This week we’re sharing tips on rebalancing retirement investments, what to do with an old health savings account, and how to determine if you’re ready to become a homeowner. Here’s what you need to know now:

  • With the stock market off to a rocky start in 2016, you’re likely one of the millions of Americans concerned about the current state of your 401(k). Yahoo! Finance Reporter Mandi Woodruff suggests meeting with your financial advisor at least once a year to revisit your investment strategy and get help navigating these rough financial waters. She also stresses the importance of continuing to contribute to your account even when the market is shaky. More often than not, it pays to stay in the market, especially during times of short-term volatility.

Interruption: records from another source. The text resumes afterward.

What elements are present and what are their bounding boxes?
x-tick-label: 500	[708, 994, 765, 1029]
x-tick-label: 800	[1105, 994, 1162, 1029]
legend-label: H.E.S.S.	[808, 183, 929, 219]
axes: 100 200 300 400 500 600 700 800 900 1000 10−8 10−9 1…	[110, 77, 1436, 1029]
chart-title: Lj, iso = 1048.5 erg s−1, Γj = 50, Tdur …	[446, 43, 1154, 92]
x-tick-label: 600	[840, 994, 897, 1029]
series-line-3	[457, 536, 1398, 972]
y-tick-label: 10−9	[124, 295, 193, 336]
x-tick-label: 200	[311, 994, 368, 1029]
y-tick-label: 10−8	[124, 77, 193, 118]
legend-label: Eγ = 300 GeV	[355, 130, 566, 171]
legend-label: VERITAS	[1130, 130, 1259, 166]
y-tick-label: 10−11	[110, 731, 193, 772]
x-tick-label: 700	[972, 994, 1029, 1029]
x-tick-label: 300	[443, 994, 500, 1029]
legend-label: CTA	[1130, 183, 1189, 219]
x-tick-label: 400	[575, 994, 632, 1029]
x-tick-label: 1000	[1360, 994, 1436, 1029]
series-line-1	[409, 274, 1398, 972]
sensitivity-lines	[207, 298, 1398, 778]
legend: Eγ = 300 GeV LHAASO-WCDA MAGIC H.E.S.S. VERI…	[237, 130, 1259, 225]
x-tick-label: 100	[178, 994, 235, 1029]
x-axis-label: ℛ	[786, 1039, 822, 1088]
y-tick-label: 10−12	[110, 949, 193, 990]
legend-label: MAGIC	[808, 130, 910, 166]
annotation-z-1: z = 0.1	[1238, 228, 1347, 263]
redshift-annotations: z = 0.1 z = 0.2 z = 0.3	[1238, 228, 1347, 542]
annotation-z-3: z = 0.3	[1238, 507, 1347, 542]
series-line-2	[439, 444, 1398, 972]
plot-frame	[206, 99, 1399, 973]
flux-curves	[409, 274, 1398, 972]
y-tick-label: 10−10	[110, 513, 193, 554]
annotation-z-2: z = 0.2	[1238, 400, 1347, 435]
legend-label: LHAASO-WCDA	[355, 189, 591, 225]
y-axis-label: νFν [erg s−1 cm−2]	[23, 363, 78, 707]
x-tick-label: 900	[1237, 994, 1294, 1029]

  • Reserving an old health savings account (HSA) for out-of-pocket medical expenses is a financially sound tax strategy, but Reporter Ashley Ebeling of Forbes warns against using the account for student loans or other debt, as it will incur major tax penalties. However, if you’re more concerned with retirement than any current medical expenses, Ebeling suggests growing the account with annual contributions and then investing the money in mutual funds. Or, if you decide to keep your HSA open until retirement, the savings can likely help to cover expenses like Medicare premiums and long-term care insurance premiums.*
  • Low mortgage rates and skyrocketing rent prices make becoming a first-time homeowner seem like an attractive option. Kathryn Vasel from CNN Money explains that while buying can be financially beneficial in the majority of housing markets, there are a few factors to consider. To determine if you are financially capable of buying a home, start by calculating your debt-to-income ratio to determine if you will qualify for a mortgage. Vasel then suggests evaluating your down payment options, comparing interest rate payments over the life of the mortgage to current rent payments, and considering the responsibilities that come with homeownership.*

*All investment& tax information provided in this blog post is intended as a convenient source of information. This information is general in nature, is not complete, and may not apply to your specific situation. Please consult with your own investment or tax advisor regarding your specific investment needs.